Hugo Reading Progress

2024 Hugo Awards Progress
13 items read/watched / 57 total (22.81%)

23 September 2020

Review: The Relentless Moon by Mary Robinette Kowal

Published: 2020
Acquired: July 2020
Read: August 2020

The Relentless Moon by Mary Robinette Kowal

The third "Lady Astronaut" book takes place in parallel to the second, showing us what was happening on the lunar base at the same time Elma York was headed for Mars. This means a new narrator, Nicole Wargin, wife of the governor of Kansas; she was a minor character who I only vaguely remember from the previous books.

I found it tough to get into at first. Wargin herself I didn't find very sympathetic as a narrator, and though I think some of that might be gender bias on my part, I still wasn't enjoying the experience. I felt like her reactions to things were often off. The plot, too, took a while to become interesting; it seems as though someone is trying to sabotage the space program, but at first this is a repetitive series of dangerous incidents followed by people going, "Gosh, could there be a traitor?" But once Wargin gets into space and the polio hits the lunar colony, the book picked up steam, becoming a gripping thriller. The overall effect of the book is quite tense, and after an on-and-off start, I read it voraciously through to the end. I love space disaster stories, and this is a good one. There are also some pretty emotional beats that I did not see coming, and which really worked. The very last scene had me tearing up! And after not liking Wargin at first, I came to really understand her; Kowal does a good job of balancing all the different aspects of her psychology into a complete character.

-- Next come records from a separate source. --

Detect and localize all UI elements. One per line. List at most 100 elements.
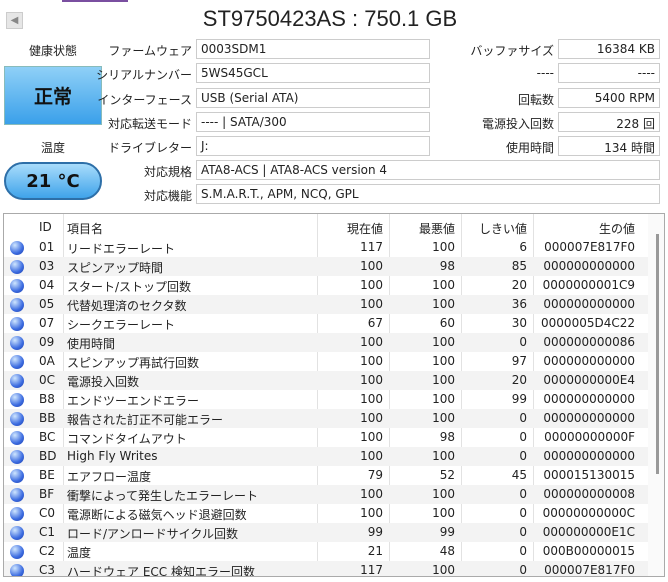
status-dot-icon: [10, 279, 24, 293]
header-raw[interactable]: 生の値: [599, 220, 635, 237]
drive-letter-value: J:: [196, 136, 430, 156]
table-row[interactable]: C0 電源断による磁気ヘッド退避回数 100 100 0 00000000000C: [4, 504, 649, 523]
buffer-value: 16384 KB: [558, 39, 660, 59]
cell-current: 100: [360, 430, 383, 444]
table-row[interactable]: BD High Fly Writes 100 100 0 000000000000: [4, 447, 649, 466]
cell-id: 0C: [39, 373, 56, 387]
table-row[interactable]: C1 ロード/アンロードサイクル回数 99 99 0 000000000E1C: [4, 523, 649, 542]
cell-name: 温度: [67, 546, 92, 560]
cell-name: 使用時間: [67, 337, 116, 351]
cell-raw: 000007E817F0: [544, 240, 635, 254]
header-id[interactable]: ID: [39, 220, 52, 234]
cell-name: シークエラーレート: [67, 318, 176, 332]
status-dot-icon: [10, 469, 24, 483]
cell-name: スピンアップ再試行回数: [67, 356, 200, 370]
cell-current: 100: [360, 354, 383, 368]
table-row[interactable]: 04 スタート/ストップ回数 100 100 20 0000000001C9: [4, 276, 649, 295]
table-row[interactable]: B8 エンドツーエンドエラー 100 100 99 000000000000: [4, 390, 649, 409]
status-dot-icon: [10, 317, 24, 331]
features-value: S.M.A.R.T., APM, NCQ, GPL: [196, 184, 660, 204]
cell-threshold: 85: [511, 259, 527, 273]
table-row[interactable]: C3 ハードウェア ECC 検知エラー回数 117 100 0 000007E817F0: [4, 561, 649, 577]
table-row[interactable]: BF 衝撃によって発生したエラーレート 100 100 0 000000000008: [4, 485, 649, 504]
cell-threshold: 20: [511, 373, 527, 387]
temperature-label: 温度: [40, 141, 65, 155]
cell-id: BC: [39, 430, 56, 444]
cell-name: ハードウェア ECC 検知エラー回数: [67, 565, 255, 577]
cell-id: BE: [39, 468, 55, 482]
header-current[interactable]: 現在値: [347, 220, 383, 237]
cell-worst: 100: [432, 297, 455, 311]
cell-threshold: 0: [519, 411, 527, 425]
table-row[interactable]: C2 温度 21 48 0 000B00000015: [4, 542, 649, 561]
smart-table: ID 項目名 現在値 最悪値 しきい値 生の値 01 リードエラーレート 117 10…: [3, 213, 665, 577]
cell-raw: 000000000000: [543, 449, 635, 463]
cell-name: High Fly Writes: [67, 449, 158, 463]
cell-raw: 000007E817F0: [544, 563, 635, 577]
rotation-value: 5400 RPM: [558, 88, 660, 108]
health-status-button[interactable]: 正常: [4, 66, 102, 125]
cell-worst: 60: [439, 316, 455, 330]
header-threshold[interactable]: しきい値: [479, 220, 527, 237]
table-row[interactable]: 01 リードエラーレート 117 100 6 000007E817F0: [4, 238, 649, 257]
cell-id: 09: [39, 335, 55, 349]
standard-label: 対応規格: [143, 165, 192, 179]
transfer-mode-value: ---- | SATA/300: [196, 112, 430, 132]
cell-raw: 0000000000E4: [543, 373, 635, 387]
cell-worst: 100: [432, 487, 455, 501]
cell-current: 100: [360, 373, 383, 387]
status-dot-icon: [10, 545, 24, 559]
cell-raw: 000000000000: [543, 297, 635, 311]
status-dot-icon: [10, 450, 24, 464]
status-dot-icon: [10, 393, 24, 407]
cell-threshold: 0: [519, 563, 527, 577]
status-dot-icon: [10, 241, 24, 255]
cell-current: 100: [360, 487, 383, 501]
cell-current: 100: [360, 392, 383, 406]
cell-name: 衝撃によって発生したエラーレート: [67, 489, 259, 503]
header-worst[interactable]: 最悪値: [419, 220, 455, 237]
cell-current: 99: [367, 525, 383, 539]
cell-name: 代替処理済のセクタ数: [67, 299, 187, 313]
header-name[interactable]: 項目名: [67, 220, 103, 237]
firmware-value: 0003SDM1: [196, 39, 430, 59]
cell-worst: 100: [432, 354, 455, 368]
table-row[interactable]: 03 スピンアップ時間 100 98 85 000000000000: [4, 257, 649, 276]
cell-current: 79: [367, 468, 383, 482]
cell-raw: 000000000000: [543, 259, 635, 273]
cell-id: B8: [39, 392, 55, 406]
cell-raw: 000000000000: [543, 354, 635, 368]
cell-current: 100: [360, 449, 383, 463]
status-dot-icon: [10, 526, 24, 540]
cell-current: 117: [360, 563, 383, 577]
table-row[interactable]: 0C 電源投入回数 100 100 20 0000000000E4: [4, 371, 649, 390]
table-row[interactable]: BB 報告された訂正不可能エラー 100 100 0 000000000000: [4, 409, 649, 428]
previous-drive-button[interactable]: ◀: [6, 12, 23, 29]
temperature-badge[interactable]: 21 °C: [4, 162, 102, 200]
cell-id: 03: [39, 259, 55, 273]
cell-raw: 000000000086: [543, 335, 635, 349]
cell-threshold: 97: [511, 354, 527, 368]
status-dot-icon: [10, 564, 24, 576]
table-row[interactable]: 07 シークエラーレート 67 60 30 0000005D4C22: [4, 314, 649, 333]
scrollbar[interactable]: [648, 214, 664, 576]
table-row[interactable]: BC コマンドタイムアウト 100 98 0 00000000000F: [4, 428, 649, 447]
table-row[interactable]: 05 代替処理済のセクタ数 100 100 36 000000000000: [4, 295, 649, 314]
cell-worst: 100: [432, 563, 455, 577]
cell-name: エンドツーエンドエラー: [67, 394, 200, 408]
table-row[interactable]: 0A スピンアップ再試行回数 100 100 97 000000000000: [4, 352, 649, 371]
cell-worst: 100: [432, 506, 455, 520]
cell-name: エアフロー温度: [67, 470, 152, 484]
cell-current: 100: [360, 278, 383, 292]
status-dot-icon: [10, 260, 24, 274]
serial-value: 5WS45GCL: [196, 63, 430, 83]
power-count-value: 228 回: [558, 112, 660, 132]
cell-raw: 000000000008: [543, 487, 635, 501]
scrollbar-thumb[interactable]: [656, 234, 659, 474]
table-row[interactable]: 09 使用時間 100 100 0 000000000086: [4, 333, 649, 352]
cell-id: BB: [39, 411, 56, 425]
table-row[interactable]: BE エアフロー温度 79 52 45 000015130015: [4, 466, 649, 485]
table-header: ID 項目名 現在値 最悪値 しきい値 生の値: [4, 214, 649, 240]
cell-id: 0A: [39, 354, 55, 368]
cell-threshold: 6: [519, 240, 527, 254]
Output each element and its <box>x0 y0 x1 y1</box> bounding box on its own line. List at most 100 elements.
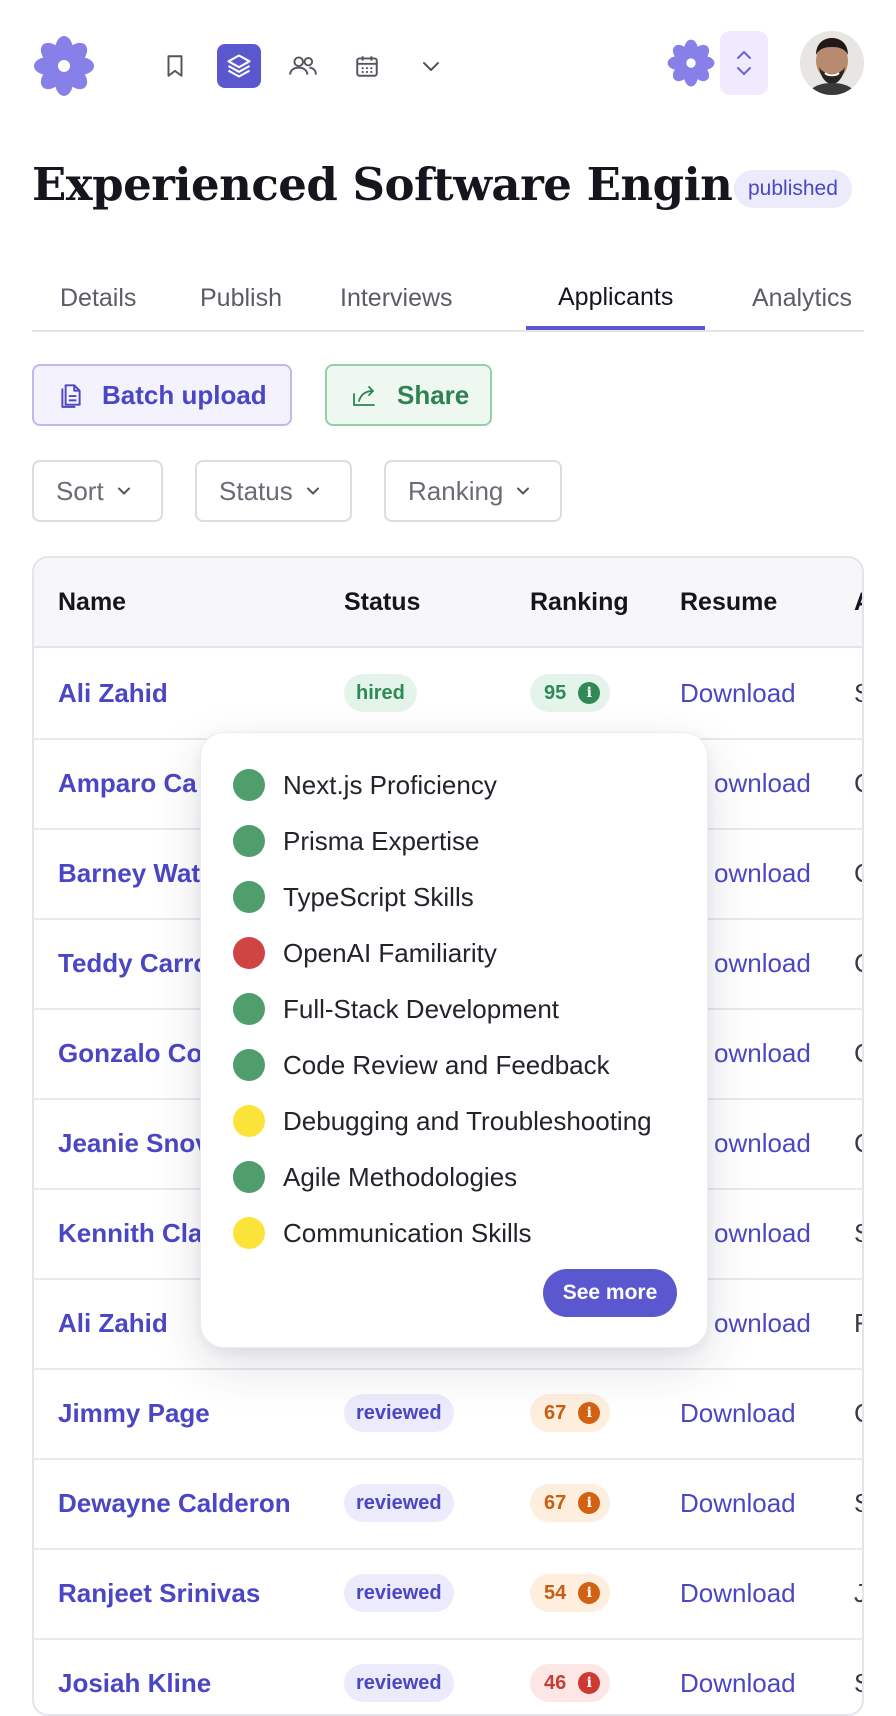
table-row[interactable]: Josiah Kline reviewed 46 i Download S <box>34 1638 862 1714</box>
column-header-name[interactable]: Name <box>58 558 126 646</box>
ranking-badge[interactable]: 67 i <box>530 1484 611 1522</box>
skill-status-dot <box>233 1049 265 1081</box>
extra-cell: C <box>854 1008 862 1098</box>
users-icon[interactable] <box>281 44 325 88</box>
chevron-down-icon[interactable] <box>409 44 453 88</box>
extra-cell: S <box>854 1188 862 1278</box>
status-cell: hired <box>344 648 417 738</box>
applicant-name-link[interactable]: Dewayne Calderon <box>58 1458 291 1548</box>
resume-download-link[interactable]: ownload <box>714 918 811 1008</box>
resume-download-link[interactable]: ownload <box>714 828 811 918</box>
applicant-name-link[interactable]: Barney Wat <box>58 828 200 918</box>
status-dropdown[interactable]: Status <box>195 460 352 522</box>
table-row[interactable]: Dewayne Calderon reviewed 67 i Download S <box>34 1458 862 1550</box>
applicant-name-link[interactable]: Ali Zahid <box>58 648 168 738</box>
extra-cell: J <box>854 1548 862 1638</box>
column-header-ranking[interactable]: Ranking <box>530 558 629 646</box>
skill-label: Agile Methodologies <box>283 1161 518 1192</box>
resume-download-link[interactable]: Download <box>680 1458 796 1548</box>
applicant-name-link[interactable]: Josiah Kline <box>58 1638 211 1714</box>
ranking-badge[interactable]: 95 i <box>530 674 611 712</box>
applicant-name-link[interactable]: Teddy Carro <box>58 918 209 1008</box>
resume-download-link[interactable]: ownload <box>714 1278 811 1368</box>
ranking-cell: 54 i <box>530 1548 611 1638</box>
applicant-name-link[interactable]: Jeanie Snov <box>58 1098 210 1188</box>
info-icon[interactable]: i <box>578 1582 601 1604</box>
ranking-badge[interactable]: 54 i <box>530 1574 611 1612</box>
avatar[interactable] <box>800 31 864 95</box>
skill-label: Full-Stack Development <box>283 993 559 1024</box>
status-filter-label: Status <box>219 475 293 506</box>
tab-analytics[interactable]: Analytics <box>752 268 852 328</box>
resume-download-link[interactable]: ownload <box>714 1008 811 1098</box>
applicant-name-link[interactable]: Kennith Cla <box>58 1188 202 1278</box>
column-header-extra[interactable]: A <box>854 558 862 646</box>
extra-cell: C <box>854 738 862 828</box>
share-button[interactable]: Share <box>325 364 492 426</box>
ranking-filter-label: Ranking <box>408 475 504 506</box>
layers-icon[interactable] <box>217 44 261 88</box>
column-header-resume[interactable]: Resume <box>680 558 777 646</box>
extra-cell: S <box>854 1458 862 1548</box>
skill-status-dot <box>233 769 265 801</box>
info-icon[interactable]: i <box>578 682 601 704</box>
applicant-name-link[interactable]: Amparo Ca <box>58 738 197 828</box>
ranking-badge[interactable]: 67 i <box>530 1394 611 1432</box>
column-header-status[interactable]: Status <box>344 558 420 646</box>
organization-logo-icon <box>667 39 715 87</box>
skill-status-dot <box>233 937 265 969</box>
see-more-button[interactable]: See more <box>543 1269 677 1317</box>
applicant-name-link[interactable]: Ali Zahid <box>58 1278 168 1368</box>
organization-switcher[interactable] <box>664 31 768 95</box>
share-icon <box>351 382 379 408</box>
resume-download-link[interactable]: ownload <box>714 1188 811 1278</box>
ranking-cell: 67 i <box>530 1458 611 1548</box>
tab-details[interactable]: Details <box>60 268 136 328</box>
table-row[interactable]: Ali Zahid hired 95 i Download S <box>34 648 862 740</box>
calendar-icon[interactable] <box>345 44 389 88</box>
job-applicants-page: Experienced Software Engine… published D… <box>0 0 896 1716</box>
resume-download-link[interactable]: ownload <box>714 738 811 828</box>
chevron-up-down-icon[interactable] <box>720 31 768 95</box>
resume-download-link[interactable]: Download <box>680 1638 796 1714</box>
tab-applicants[interactable]: Applicants <box>526 268 706 330</box>
applicant-name-link[interactable]: Ranjeet Srinivas <box>58 1548 260 1638</box>
resume-download-link[interactable]: Download <box>680 1368 796 1458</box>
sort-label: Sort <box>56 475 104 506</box>
extra-cell: C <box>854 1098 862 1188</box>
status-badge: reviewed <box>344 1394 454 1432</box>
ranking-value: 95 <box>544 681 567 704</box>
documents-icon <box>58 381 84 409</box>
skill-label: Code Review and Feedback <box>283 1049 610 1080</box>
status-cell: reviewed <box>344 1548 454 1638</box>
tab-interviews[interactable]: Interviews <box>340 268 453 328</box>
batch-upload-button[interactable]: Batch upload <box>32 364 292 426</box>
chevron-down-icon <box>513 481 533 501</box>
resume-download-link[interactable]: Download <box>680 1548 796 1638</box>
info-icon[interactable]: i <box>578 1672 601 1694</box>
applicant-name-link[interactable]: Gonzalo Co <box>58 1008 202 1098</box>
ranking-dropdown[interactable]: Ranking <box>384 460 562 522</box>
sort-dropdown[interactable]: Sort <box>32 460 163 522</box>
skill-label: Prisma Expertise <box>283 825 480 856</box>
extra-cell: F <box>854 1278 862 1368</box>
extra-cell: S <box>854 648 862 738</box>
status-badge: reviewed <box>344 1484 454 1522</box>
skill-label: Communication Skills <box>283 1217 532 1248</box>
table-row[interactable]: Ranjeet Srinivas reviewed 54 i Download J <box>34 1548 862 1640</box>
chevron-down-icon <box>303 481 323 501</box>
resume-download-link[interactable]: Download <box>680 648 796 738</box>
status-badge: published <box>734 170 852 208</box>
app-logo-icon[interactable] <box>32 34 96 98</box>
skill-item: Full-Stack Development <box>233 989 559 1029</box>
applicant-name-link[interactable]: Jimmy Page <box>58 1368 210 1458</box>
ranking-value: 67 <box>544 1491 567 1514</box>
tab-publish[interactable]: Publish <box>200 268 282 328</box>
info-icon[interactable]: i <box>578 1492 601 1514</box>
skill-item: Code Review and Feedback <box>233 1045 610 1085</box>
table-row[interactable]: Jimmy Page reviewed 67 i Download C <box>34 1368 862 1460</box>
bookmark-icon[interactable] <box>153 44 197 88</box>
info-icon[interactable]: i <box>578 1402 601 1424</box>
resume-download-link[interactable]: ownload <box>714 1098 811 1188</box>
ranking-badge[interactable]: 46 i <box>530 1664 611 1702</box>
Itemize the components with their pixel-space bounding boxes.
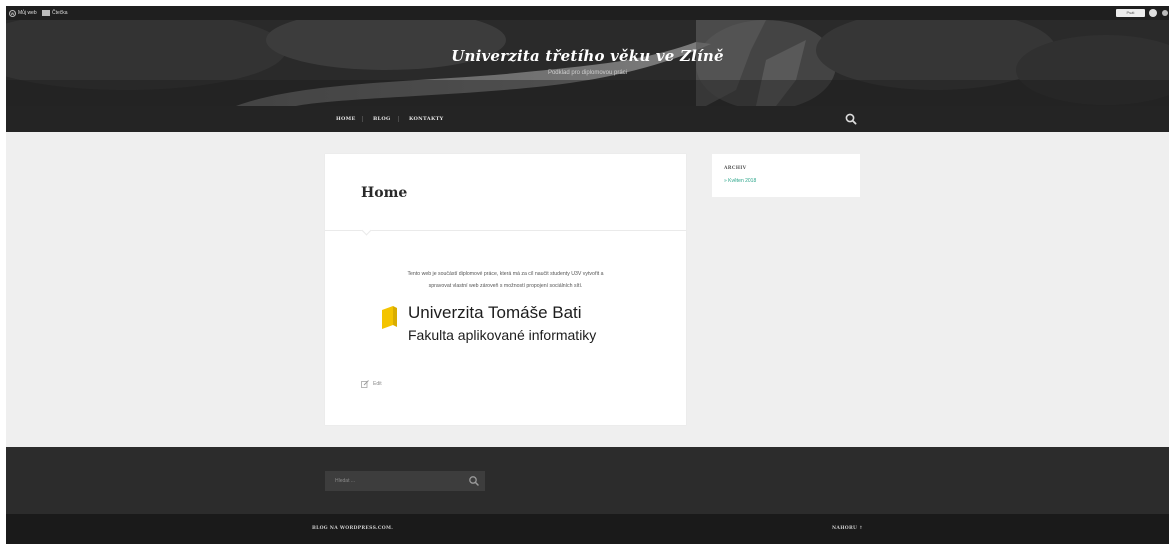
footer-widget-area: Hledat ... xyxy=(6,447,1169,514)
reader-menu[interactable]: Čtečka xyxy=(42,6,68,20)
admin-bar: W Můj web Čtečka Psát xyxy=(6,6,1169,20)
logo-university-name: Univerzita Tomáše Bati xyxy=(408,303,582,322)
nav-separator xyxy=(398,116,399,122)
site-title[interactable]: Univerzita třetího věku ve Zlíně xyxy=(6,47,1169,65)
wordpress-logo-icon: W xyxy=(9,9,16,17)
pencil-icon xyxy=(361,380,369,388)
nav-item-home[interactable]: HOME xyxy=(336,106,356,132)
nav-item-kontakty[interactable]: KONTAKTY xyxy=(409,106,444,132)
divider-notch xyxy=(361,225,372,236)
site-description: Podklad pro diplomovou práci xyxy=(547,70,628,76)
edit-label: Edit xyxy=(373,381,382,387)
nav-separator xyxy=(362,116,363,122)
footer-search-input[interactable]: Hledat ... xyxy=(325,471,485,491)
back-to-top-link[interactable]: NAHORU ↑ xyxy=(832,514,863,544)
browser-viewport: W Můj web Čtečka Psát Univerzita třetího… xyxy=(6,6,1169,544)
utb-logo: Univerzita Tomáše Bati Fakulta aplikovan… xyxy=(382,303,622,349)
page-article: Home Tento web je součástí diplomové prá… xyxy=(325,154,686,425)
reader-icon xyxy=(42,10,50,16)
nav-item-blog[interactable]: BLOG xyxy=(373,106,391,132)
archive-widget: ARCHIV » Květen 2018 xyxy=(712,154,860,197)
logo-faculty-name: Fakulta aplikované informatiky xyxy=(408,327,597,343)
site-footer: BLOG NA WORDPRESS.COM. NAHORU ↑ xyxy=(6,514,1169,544)
page-title: Home xyxy=(361,185,408,201)
intro-paragraph: Tento web je součástí diplomové práce, k… xyxy=(361,268,650,292)
my-site-menu[interactable]: W Můj web xyxy=(9,6,37,20)
avatar[interactable] xyxy=(1149,9,1157,17)
main-navigation: HOME BLOG KONTAKTY xyxy=(6,106,1169,132)
notifications-icon[interactable] xyxy=(1162,10,1168,16)
write-label: Psát xyxy=(1126,10,1135,15)
edit-link[interactable]: Edit xyxy=(361,380,382,388)
write-button[interactable]: Psát xyxy=(1116,9,1145,17)
search-icon[interactable] xyxy=(844,112,858,126)
intro-line: Tento web je součástí diplomové práce, k… xyxy=(407,271,604,277)
search-placeholder: Hledat ... xyxy=(335,478,356,484)
divider xyxy=(325,230,686,231)
intro-line: spravovat vlastní web zároveň s možností… xyxy=(428,283,583,289)
book-logo-icon xyxy=(382,306,397,329)
my-site-label: Můj web xyxy=(18,10,37,16)
footer-credit-link[interactable]: BLOG NA WORDPRESS.COM. xyxy=(312,514,393,544)
widget-title: ARCHIV xyxy=(724,166,747,171)
search-icon[interactable] xyxy=(468,475,480,487)
archive-link-may-2018[interactable]: » Květen 2018 xyxy=(724,178,756,184)
reader-label: Čtečka xyxy=(52,10,68,16)
site-header: Univerzita třetího věku ve Zlíně Podklad… xyxy=(6,20,1169,106)
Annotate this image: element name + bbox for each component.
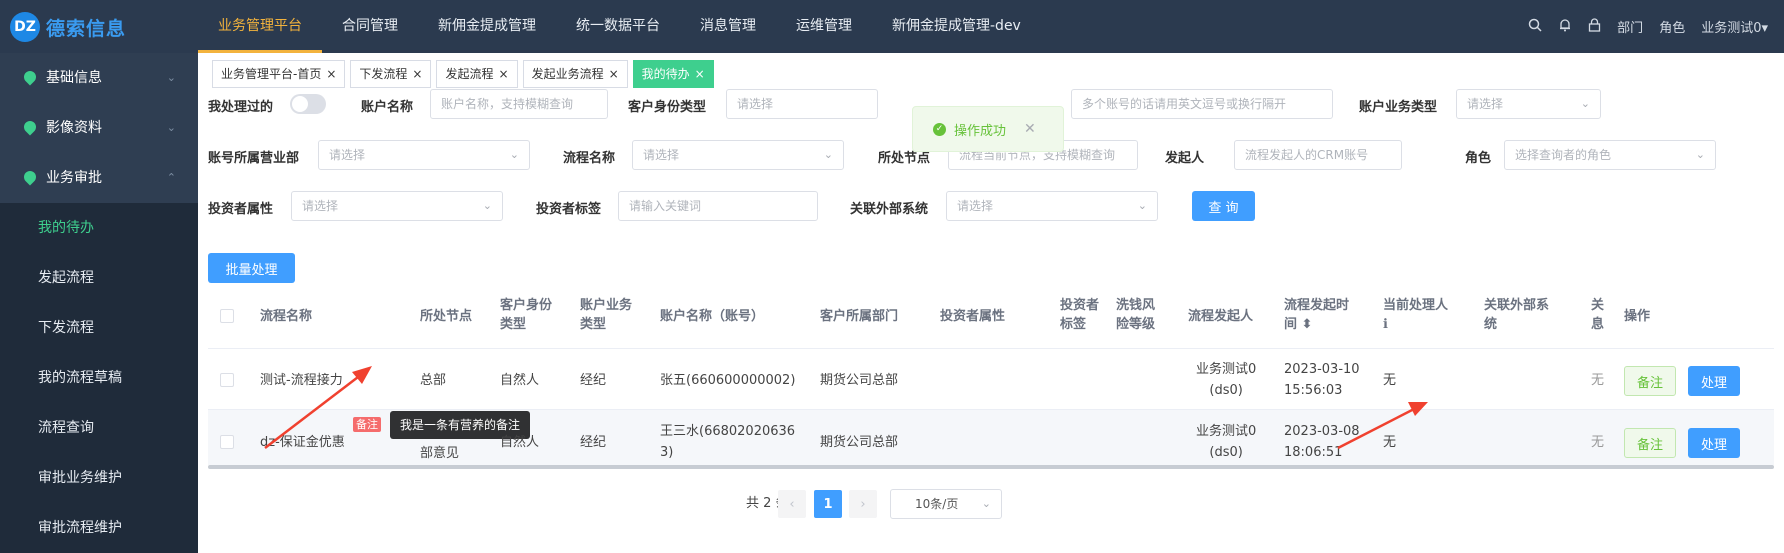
annotation-arrows bbox=[264, 366, 1428, 450]
arrow-to-note-badge bbox=[264, 366, 372, 449]
close-icon[interactable]: ✕ bbox=[1024, 121, 1036, 137]
success-toast: ✓ 操作成功 ✕ bbox=[912, 106, 1064, 152]
arrow-to-note-button bbox=[1337, 402, 1428, 450]
toast-text: 操作成功 bbox=[954, 123, 1007, 139]
check-circle-icon: ✓ bbox=[933, 122, 946, 136]
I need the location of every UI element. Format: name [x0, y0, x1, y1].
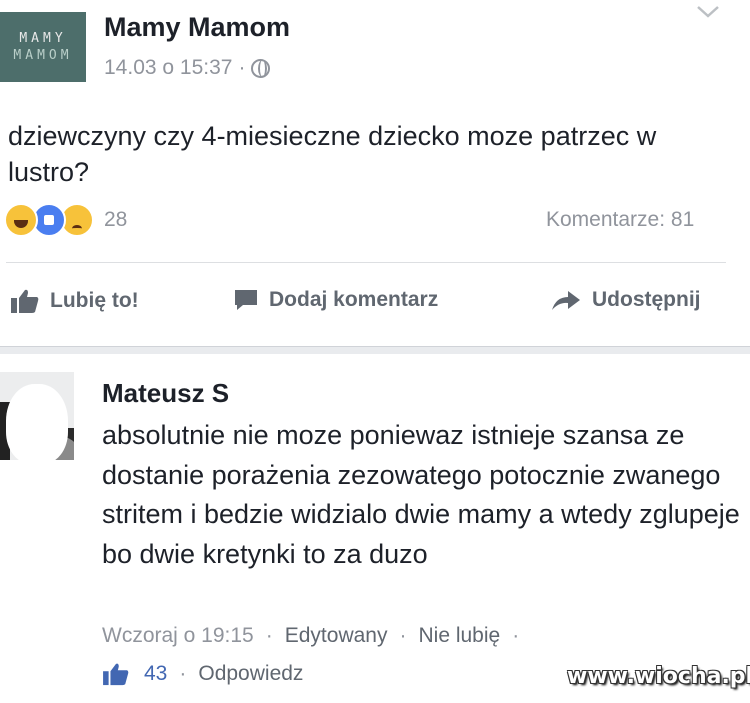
watermark: www.wiocha.pl	[567, 664, 750, 689]
meta-dot: ·	[179, 662, 187, 685]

There are two things that bothered me. One, I don't know why what Wargin did during the war was held back from the reader for so long; it felt contrived to do so. Two, I felt like it occasionally took the characters too long to think of solutions; four days of lost contact with Earth before someone looks through a telescope? But I liked this a lot, and in some ways it's more successful though I would say less ambitious than the first Lady Astronaut novel. I will probably put it on my Hugo nominating ballot.